In this work, we present GraphChi, a disk-based system for computing efficiently on graphs with billions of edges. By using a well-known method to break large graphs into small parts, and a novel Parallel Sliding Windows algorithm, GraphChi is able to execute several advanced data mining, graph mining and machine learning algorithms on very large graphs, using just a single consumer-level computer. We show, through experiments and theoretical analysis, that GraphChi performs well on both SSDs and rotational hard drives.
We build on the basis of Parallel Sliding Windows to propose a new data structure, Partitioned Adjacency Lists, which we use to design an online graph database, GraphChi-DB.We demonstrate that, on a single PC, GraphChi-DB can process over one hundred thousand graph updates per second, while simultaneously performing computation. GraphChi-DB compares favorably to existing graph databases, particularly on data that is much larger than the available memory.
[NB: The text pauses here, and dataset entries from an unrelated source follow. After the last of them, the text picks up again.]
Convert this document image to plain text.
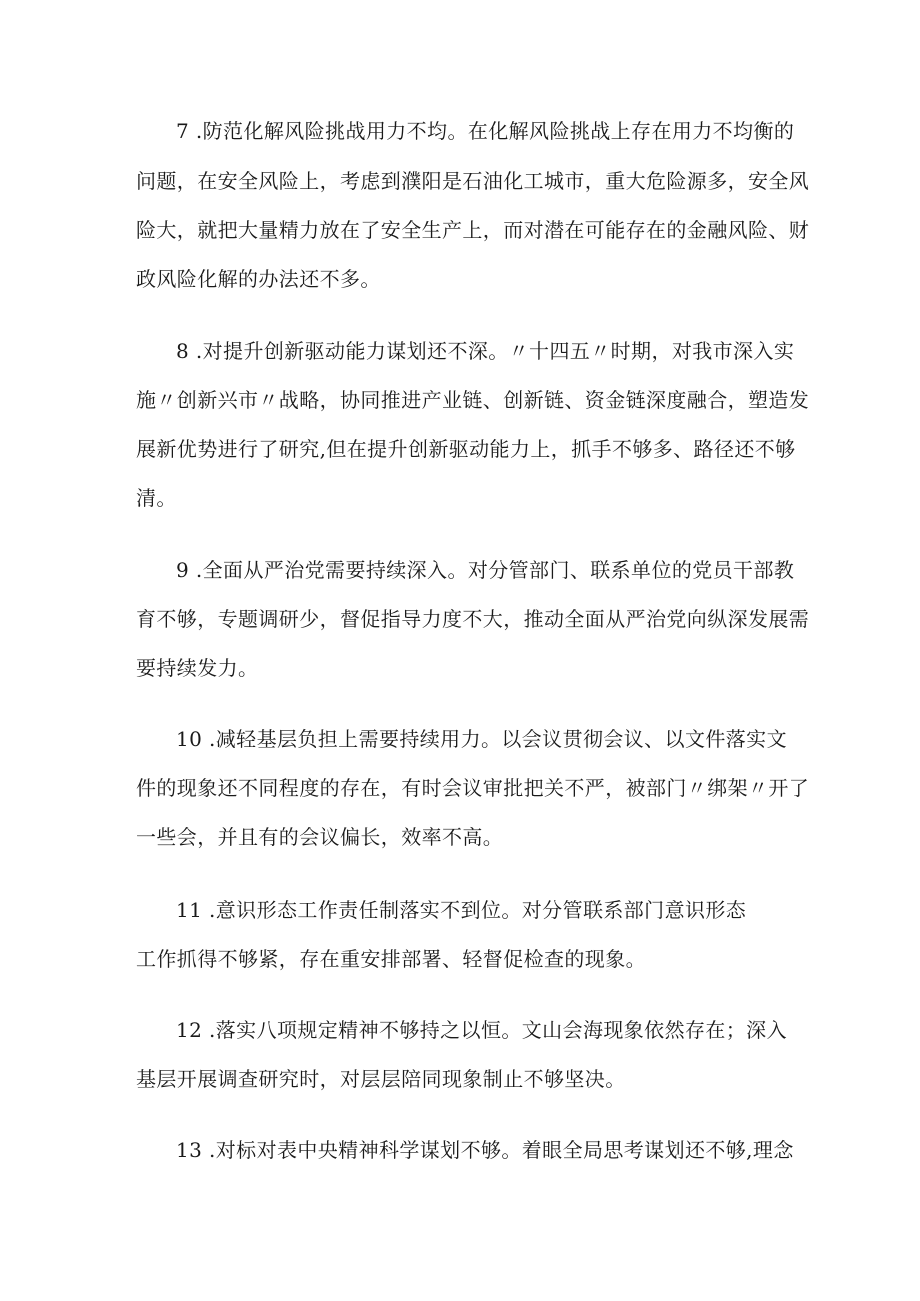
7 .防范化解风险挑战用力不均。在化解风险挑战上存在用力不均衡的
问题，在安全风险上，考虑到濮阳是石油化工城市，重大危险源多，安全风
险大，就把大量精力放在了安全生产上，而对潜在可能存在的金融风险、财
政风险化解的办法还不多。
8 .对提升创新驱动能力谋划还不深。〃十四五〃时期，对我市深入实
施〃创新兴市〃战略，协同推进产业链、创新链、资金链深度融合，塑造发
展新优势进行了研究,但在提升创新驱动能力上，抓手不够多、路径还不够
清。
9 .全面从严治党需要持续深入。对分管部门、联系单位的党员干部教
育不够，专题调研少，督促指导力度不大，推动全面从严治党向纵深发展需
要持续发力。
10 .减轻基层负担上需要持续用力。以会议贯彻会议、以文件落实文
件的现象还不同程度的存在，有时会议审批把关不严，被部门〃绑架〃开了
一些会，并且有的会议偏长，效率不高。
11 .意识形态工作责任制落实不到位。对分管联系部门意识形态
工作抓得不够紧，存在重安排部署、轻督促检查的现象。
12 .落实八项规定精神不够持之以恒。文山会海现象依然存在；深入
基层开展调查研究时，对层层陪同现象制止不够坚决。
13 .对标对表中央精神科学谋划不够。着眼全局思考谋划还不够,理念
We evaluate our work both experimentally and theoretically. Based on the Parallel Sliding Windows algorithm, we propose new I/O efficient algorithms for solving fundamental graph problems. We also propose a novel algorithm for simulating billions of random walks in parallel on a single computer.
By repeating experiments reported for existing distributed systems we show that, with only fraction of the resources, GraphChi can solve the same problems in a very reasonable time. Our work makes large-scale graph computation available to anyone with a modern PC.